You may have been putting estate planning off because it seems time-consuming and addresses issues you’d really rather not think about. Yet ultimately not having an estate plan is like leading your loved ones on a hike through a strange wilderness without a map: You’re at the mercy of whatever comes your way, and you’re not planning ahead for your loved ones.

Through the years many individuals have found charitable estate gifts to be an excellent method of reducing taxes for their loved ones and benefiting us as one of their favorite organizations. Such gifts offer a major planning opportunity to minimize federal and state estate taxes and to reduce the need for liquidity.

With a new year upon us, make a resolution to get your estate plan in order. Here are six basic steps:

  1. Inventory your assets. What types of property—real estate, cars, and other assets—do you own? How much are they worth? You will ultimately simplify your executor’s job if you leave sufficiently detailed instructions about the location of your assets—bank accounts, stock certificates, safe deposit boxes, insurance policies, and other types of assets—as well as the location of your personal records, tax returns, bank statements, and other documents.
  2. Decide how you wish to distribute your assets. Do you have a child who might need more financial assistance than his or her siblings because of health or economic reasons? Would you like to leave your stamp collection to your dear friend who has always enjoyed it? Would you like to make a gift to us because you believe in our mission and would like to see it continue?
  3. Seek financial and legal counsel to find the planning vehicles that meet your objectives. An accountant and/or an attorney, especially one trained in estate planning, can help guide you through the planning process.

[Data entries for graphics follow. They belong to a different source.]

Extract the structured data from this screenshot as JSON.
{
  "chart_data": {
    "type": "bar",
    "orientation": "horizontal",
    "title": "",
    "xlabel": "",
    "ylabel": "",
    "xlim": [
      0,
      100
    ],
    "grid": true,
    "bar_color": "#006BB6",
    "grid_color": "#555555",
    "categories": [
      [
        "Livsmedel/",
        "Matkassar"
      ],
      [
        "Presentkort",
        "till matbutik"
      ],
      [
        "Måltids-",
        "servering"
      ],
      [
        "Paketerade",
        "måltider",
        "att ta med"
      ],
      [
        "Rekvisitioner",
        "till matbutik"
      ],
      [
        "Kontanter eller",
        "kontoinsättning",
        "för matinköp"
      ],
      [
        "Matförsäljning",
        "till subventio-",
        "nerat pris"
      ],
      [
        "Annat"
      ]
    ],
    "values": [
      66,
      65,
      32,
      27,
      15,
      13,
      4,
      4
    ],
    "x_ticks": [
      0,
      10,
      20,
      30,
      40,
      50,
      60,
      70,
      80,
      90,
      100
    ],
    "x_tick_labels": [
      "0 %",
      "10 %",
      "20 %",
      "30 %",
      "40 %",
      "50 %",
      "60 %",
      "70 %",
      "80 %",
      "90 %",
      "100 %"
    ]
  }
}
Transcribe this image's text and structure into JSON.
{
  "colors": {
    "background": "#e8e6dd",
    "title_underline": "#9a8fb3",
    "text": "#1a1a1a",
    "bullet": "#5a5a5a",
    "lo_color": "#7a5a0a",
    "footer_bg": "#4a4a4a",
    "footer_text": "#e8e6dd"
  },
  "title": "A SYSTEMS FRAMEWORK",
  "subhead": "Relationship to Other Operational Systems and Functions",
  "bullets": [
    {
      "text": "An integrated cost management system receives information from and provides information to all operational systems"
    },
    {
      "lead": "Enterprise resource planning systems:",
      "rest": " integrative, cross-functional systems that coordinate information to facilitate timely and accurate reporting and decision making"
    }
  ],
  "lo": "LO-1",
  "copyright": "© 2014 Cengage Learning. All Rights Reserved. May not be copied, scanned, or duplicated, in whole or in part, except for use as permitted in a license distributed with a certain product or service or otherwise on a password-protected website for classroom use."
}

For example, most estates suffer from a severe shortage of cash. The need for cash arises in the first stages of the estate-settlement process. Funeral and burial expenses must be paid. Attorneys’ and appraisers’ fees are incurred, and debts and taxes must be paid. Professionals can give you advice on how to address such issues to your financial advantage.
  4. Once you have defined the most effective plan, you need to have the necessary legal instruments prepared. For example, do you have a valid will? Most people don’t. A will allows you to control who gets what. It allows you to make gifts to the people and charitable organizations, such as ours, that you care about. If you don’t have a will, you hand the disposition of those assets over to the state—which will distribute them according to inflexible formulas that are probably not to your liking.
  5. Once you have prepared the will, make sure that your executor knows where it is. Generally, the original will should be placed either in an attorney’s vault or in a bank’s vault if the bank is acting as executor. The will may also be placed in a safe deposit box, though some states restrict the access to such boxes and that could cause delays for your executor.
  6. Review your estate plan periodically. Changing circumstances—the birth of a child or grandchild, the death of a spouse, remarriage, or relocation—will likely require revision of your original plans.